Which is a pretty solid theory on lines 602--603.  I could imagine a
more "every man for himself" policy on lines 564--572.

> To fix the "no stack trace when the stack is unwound" case: move the
> print_trace back from our terminate handler to the libmesh_error()

The libmesh_error() macro already calls libMesh::print_trace() on one processor jobs.  It doesn't do print anything for parallel jobs, but we could make it
do so, this was my idea in the patch I sent you off-list a few days back (attached).  So I'd remove libmesh_write_traceout() from our error handler as well
if we apply this patch...

Yeah, otherwise the second libmesh_write_traceout() would potentially
just overwrite the output of the first, with a much-less-useful
unwound stack.

> other thrown exceptions.  Perhaps we could somehow keep our terminate
> handler printing traces in cases where the uncaught exception isn't
> from one of our macros?

You mean exceptions thrown from standard library routines?  

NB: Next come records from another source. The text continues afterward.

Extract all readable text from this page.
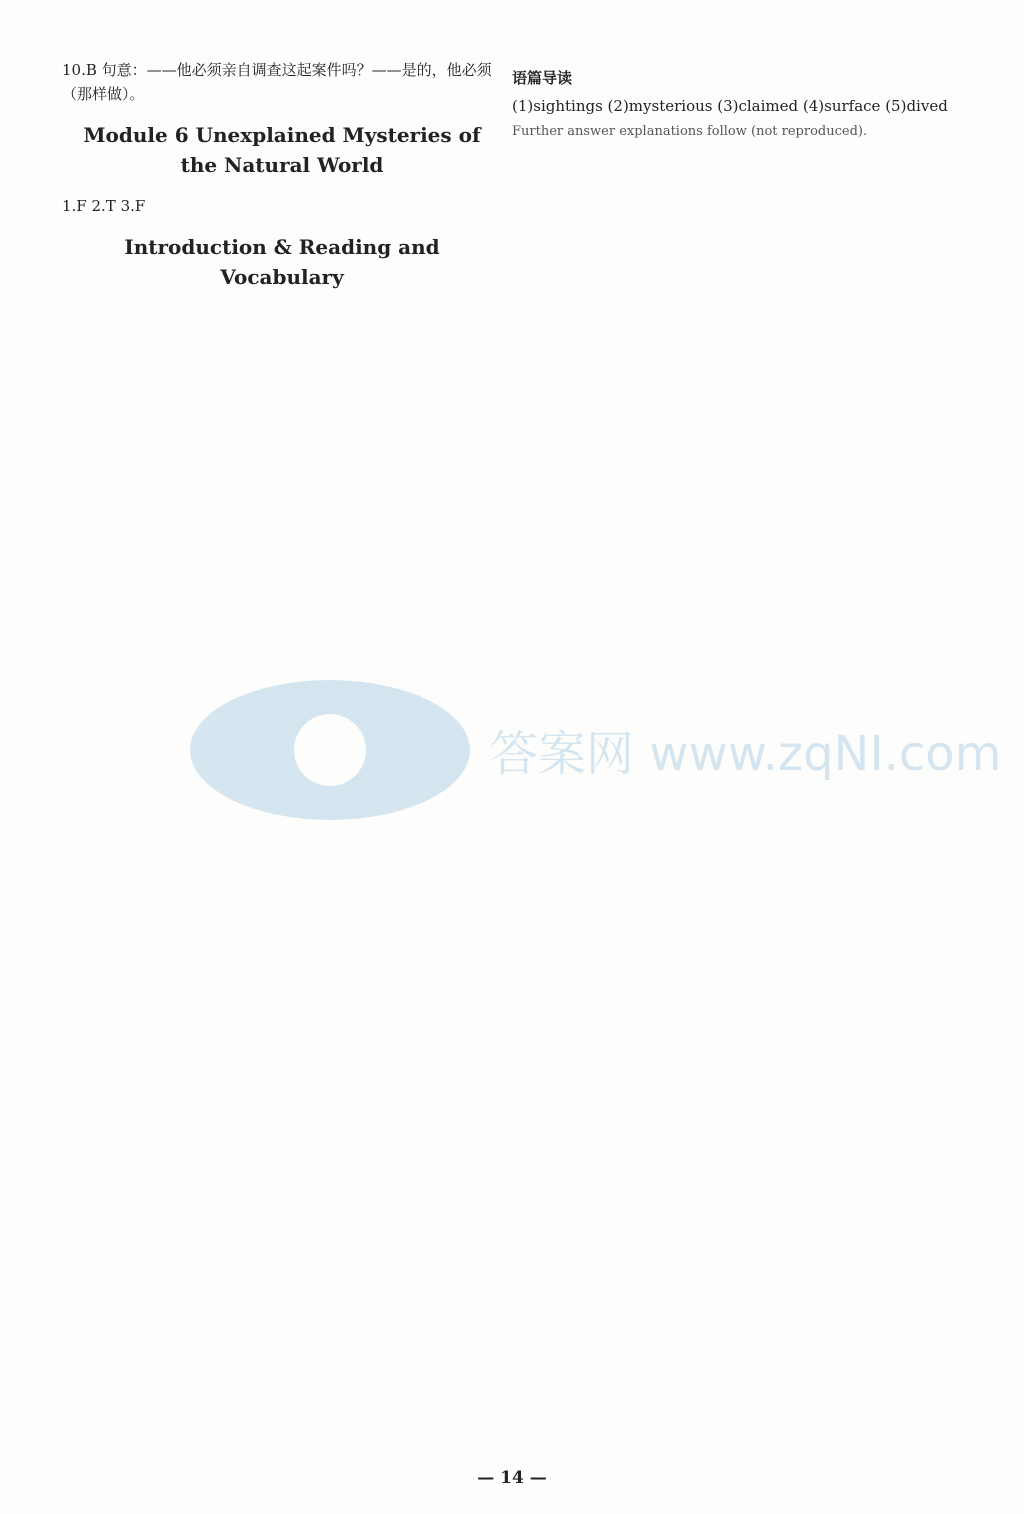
10.B 句意：——他必须亲自调查这起案件吗？——是的，他必须（那样做）。

Module 6 Unexplained Mysteries of the Natural World

1.F 2.T 3.F

Introduction & Reading and Vocabulary

语篇导读

(1)sightings (2)mysterious (3)claimed (4)surface (5)dived

Further answer explanations follow (not reproduced).

答案网 www.zqNI.com
— 14 —
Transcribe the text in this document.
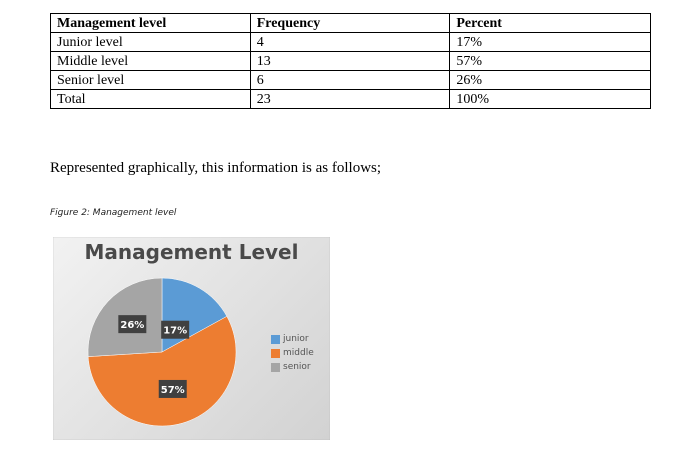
Management level	Frequency	Percent
Junior level	4	17%
Middle level	13	57%
Senior level	6	26%
Total	23	100%

Represented graphically, this information is as follows;

Figure 2: Management level

Management Level

17%
57%
26%
junior
middle
senior
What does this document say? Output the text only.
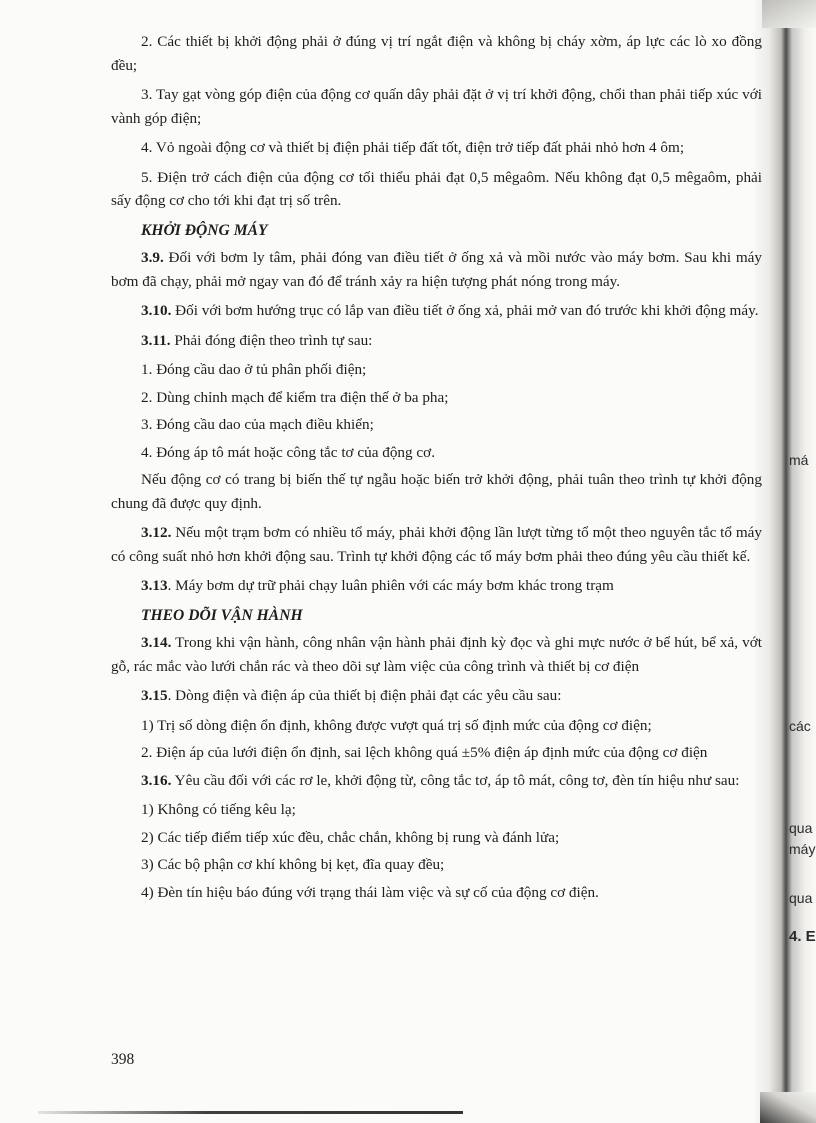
2. Các thiết bị khởi động phải ở đúng vị trí ngắt điện và không bị cháy xờm, áp lực các lò xo đồng đều;

3. Tay gạt vòng góp điện của động cơ quấn dây phải đặt ở vị trí khởi động, chổi than phải tiếp xúc với vành góp điện;

4. Vỏ ngoài động cơ và thiết bị điện phải tiếp đất tốt, điện trở tiếp đất phải nhỏ hơn 4 ôm;

5. Điện trở cách điện của động cơ tối thiểu phải đạt 0,5 mêgaôm. Nếu không đạt 0,5 mêgaôm, phải sấy động cơ cho tới khi đạt trị số trên.

KHỞI ĐỘNG MÁY

3.9. Đối với bơm ly tâm, phải đóng van điều tiết ở ống xả và mồi nước vào máy bơm. Sau khi máy bơm đã chạy, phải mở ngay van đó để tránh xảy ra hiện tượng phát nóng trong máy.

3.10. Đối với bơm hướng trục có lắp van điều tiết ở ống xả, phải mở van đó trước khi khởi động máy.

3.11. Phải đóng điện theo trình tự sau:

1. Đóng cầu dao ở tủ phân phối điện;

2. Dùng chỉnh mạch để kiểm tra điện thế ở ba pha;

3. Đóng cầu dao của mạch điều khiển;

4. Đóng áp tô mát hoặc công tắc tơ của động cơ.

Nếu động cơ có trang bị biến thế tự ngẫu hoặc biến trở khởi động, phải tuân theo trình tự khởi động chung đã được quy định.

3.12. Nếu một trạm bơm có nhiều tổ máy, phải khởi động lần lượt từng tổ một theo nguyên tắc tổ máy có công suất nhỏ hơn khởi động sau. Trình tự khởi động các tổ máy bơm phải theo đúng yêu cầu thiết kế.

3.13. Máy bơm dự trữ phải chạy luân phiên với các máy bơm khác trong trạm

THEO DÕI VẬN HÀNH

3.14. Trong khi vận hành, công nhân vận hành phải định kỳ đọc và ghi mực nước ở bể hút, bể xả, vớt gỗ, rác mắc vào lưới chắn rác và theo dõi sự làm việc của công trình và thiết bị cơ điện

3.15. Dòng điện và điện áp của thiết bị điện phải đạt các yêu cầu sau:

1) Trị số dòng điện ổn định, không được vượt quá trị số định mức của động cơ điện;

2. Điện áp của lưới điện ổn định, sai lệch không quá ±5% điện áp định mức của động cơ điện

3.16. Yêu cầu đối với các rơ le, khởi động từ, công tắc tơ, áp tô mát, công tơ, đèn tín hiệu như sau:

1) Không có tiếng kêu lạ;

2) Các tiếp điểm tiếp xúc đều, chắc chắn, không bị rung và đánh lửa;

3) Các bộ phận cơ khí không bị kẹt, đĩa quay đều;

4) Đèn tín hiệu báo đúng với trạng thái làm việc và sự cố của động cơ điện.

398
má
các
qua
máy
qua
4. E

Or from third party libraries, yes.

If std::uncaught_exception() == true, can you get access to the
uncaught exception in any way?
 If yes I guess you could try dynamic_cast'ing it to one of ours...

Looks like std::exception_ptr and std::current_exception() are
C++11-specific, and even in that case the mechanism for getting at the
exception (rethrow_exception wrapped in a try/catch) is uglier than a
dynamic cast.

I think I'd rather make libmesh_write_traceout() append instead of
overwrite, stick some separator line at the beginning of each
traceout, and accept that lots of people are going to get redundancy
in their error reporting.

OK, I will work on some patches that do all this, test them, and share a branch for others to try.